There are several risk factors for preeclampsia, including:

  • Never having given birth before (nulliparity)
  • A pregnancy with two or more fetuses (multifetal gestation, such as twins or triplets)
  • Preeclampsia in a previous pregnancy
  • Chronic hypertension
  • Having diabetes before you become pregnant
  • Diabetes that develops while you are pregnant (gestational diabetes)
  • Blood disorders that increase your risk for blood clots (thrombophilia)
  • Pre-pregnancy body mass index greater than 30
  • Being 35 years or older
  • Kidney disease
  • Obstructive sleep apnea
  • Systemic lupus erythematosus
  • Antiphospholipid antibody syndrome
  • Assisted reproductive technology

Learn more about risk factors for preeclampsia from the American College of Ob-Gyns:

Preeclampsia and Pregnancy - ACOG

Gestational Hypertension and Preeclampsia - ACOG

Having a hypertension-related condition during your pregnancy increases your risk of having increasing blood pressures after hospital discharge (in the first six weeks at home). This is where home blood pressure monitoring on your own or through a program like STAC can help identify women who have increasing blood pressures that may lead to dangerous events like stroke or death.

Increasing blood pressures and other cardiovascular-related conditions are among the most common reasons women get readmitted to the hospital after birth.

In addition, having high blood pressure during pregnancy or delivery does increase the long-term risk of developing chronic hypertension and the life-long risk of cardiovascular related death.

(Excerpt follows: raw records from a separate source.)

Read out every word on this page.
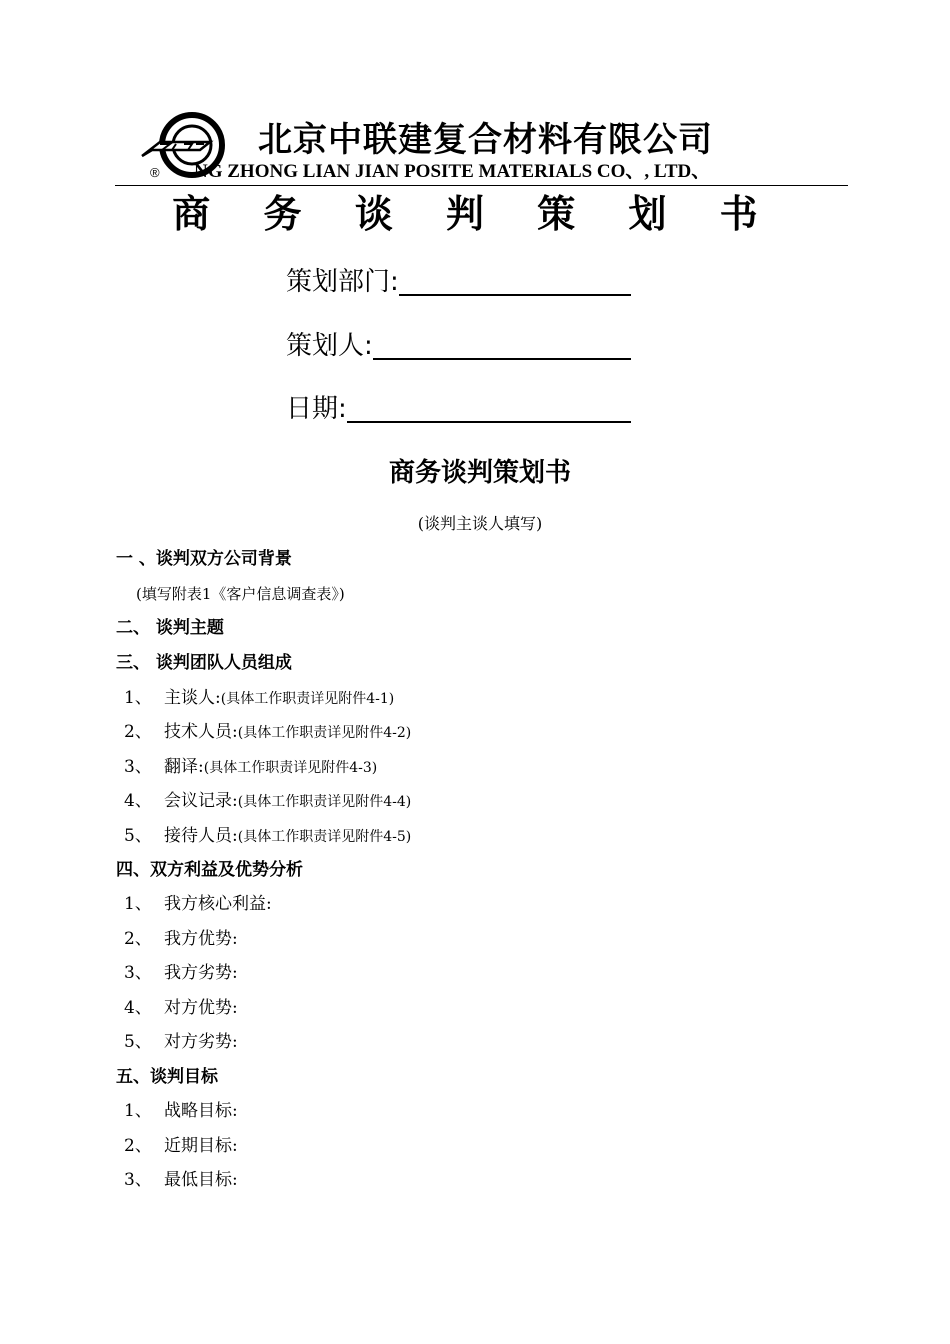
北京中联建复合材料有限公司
® NG ZHONG LIAN JIAN POSITE MATERIALS CO、, LTD、
商 务 谈 判 策 划 书
策划部门:
策划人:
日期:
商务谈判策划书
(谈判主谈人填写)
一 、谈判双方公司背景
(填写附表1《客户信息调查表》)
二、 谈判主题
三、 谈判团队人员组成
1、 主谈人:(具体工作职责详见附件4-1)
2、 技术人员:(具体工作职责详见附件4-2)
3、 翻译:(具体工作职责详见附件4-3)
4、 会议记录:(具体工作职责详见附件4-4)
5、 接待人员:(具体工作职责详见附件4-5)
四、双方利益及优势分析
1、 我方核心利益:
2、 我方优势:
3、 我方劣势:
4、 对方优势:
5、 对方劣势:
五、谈判目标
1、 战略目标:
2、 近期目标:
3、 最低目标:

Yes, women who have had pregnancy-related hypertension diagnoses in a prior pregnancy are at risk of developing it again. The earlier and more severe your hypertension was likely increases your risk of experiencing high blood pressure in a future pregnancy. It is possible, though, to have a future pregnancy without a recurrence of pregnancy-related blood pressure complications.

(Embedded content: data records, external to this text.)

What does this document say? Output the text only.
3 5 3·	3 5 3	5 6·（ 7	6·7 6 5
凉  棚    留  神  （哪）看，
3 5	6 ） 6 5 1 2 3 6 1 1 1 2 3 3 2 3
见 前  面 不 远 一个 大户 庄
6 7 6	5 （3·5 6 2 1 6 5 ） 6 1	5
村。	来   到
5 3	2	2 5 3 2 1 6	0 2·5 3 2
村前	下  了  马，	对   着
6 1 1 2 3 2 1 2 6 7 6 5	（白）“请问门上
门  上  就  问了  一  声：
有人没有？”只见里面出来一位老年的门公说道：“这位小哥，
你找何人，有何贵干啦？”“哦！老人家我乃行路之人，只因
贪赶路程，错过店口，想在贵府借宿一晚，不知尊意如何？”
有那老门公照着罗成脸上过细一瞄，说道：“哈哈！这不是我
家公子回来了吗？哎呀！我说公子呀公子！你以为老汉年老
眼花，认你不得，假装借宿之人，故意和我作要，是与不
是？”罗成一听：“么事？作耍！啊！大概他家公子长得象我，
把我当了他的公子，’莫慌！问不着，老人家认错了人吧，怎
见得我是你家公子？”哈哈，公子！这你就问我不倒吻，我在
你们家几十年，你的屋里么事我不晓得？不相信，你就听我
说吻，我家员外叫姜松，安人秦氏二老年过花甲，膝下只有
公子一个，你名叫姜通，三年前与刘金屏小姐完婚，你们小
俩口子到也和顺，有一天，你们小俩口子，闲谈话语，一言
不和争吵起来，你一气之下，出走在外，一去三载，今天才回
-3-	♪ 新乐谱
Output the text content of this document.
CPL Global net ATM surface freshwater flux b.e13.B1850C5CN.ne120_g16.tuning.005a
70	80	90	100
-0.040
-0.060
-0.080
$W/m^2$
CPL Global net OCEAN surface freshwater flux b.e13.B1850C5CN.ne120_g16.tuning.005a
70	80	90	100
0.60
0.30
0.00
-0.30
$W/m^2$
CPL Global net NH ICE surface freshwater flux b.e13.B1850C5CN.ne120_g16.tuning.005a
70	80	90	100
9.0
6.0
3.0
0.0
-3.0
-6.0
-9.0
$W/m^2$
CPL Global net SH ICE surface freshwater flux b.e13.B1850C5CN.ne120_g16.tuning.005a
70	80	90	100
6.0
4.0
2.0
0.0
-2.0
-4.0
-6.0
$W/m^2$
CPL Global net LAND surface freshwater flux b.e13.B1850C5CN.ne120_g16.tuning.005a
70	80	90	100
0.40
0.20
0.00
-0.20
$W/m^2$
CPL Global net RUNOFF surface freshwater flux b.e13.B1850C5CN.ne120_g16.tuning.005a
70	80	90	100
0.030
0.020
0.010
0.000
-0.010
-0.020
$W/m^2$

Aspirin is recommended to reduce the risk of high blood pressure during pregnancy for anyone who experienced high blood pressure in a previous pregnancy. Discuss with your obstetrics health care provider to learn more.

Watch this video produced by UnityPoint Health-Meriter Hospital to learn more about safe pregnancy with high blood pressure.

Yes, we recommend a follow-up visit with your primary care provider within one year of your delivery. Additionally, annual evaluations of your overall health and specifically your blood pressure should be a long-term health priority. Lastly, consider a preconception evaluation with your OB provider before a future pregnancy to identify any concerns related to your pregnancy-related hypertension, chronic hypertension and any preventative strategies that will increase your chance of having a healthy pregnancy.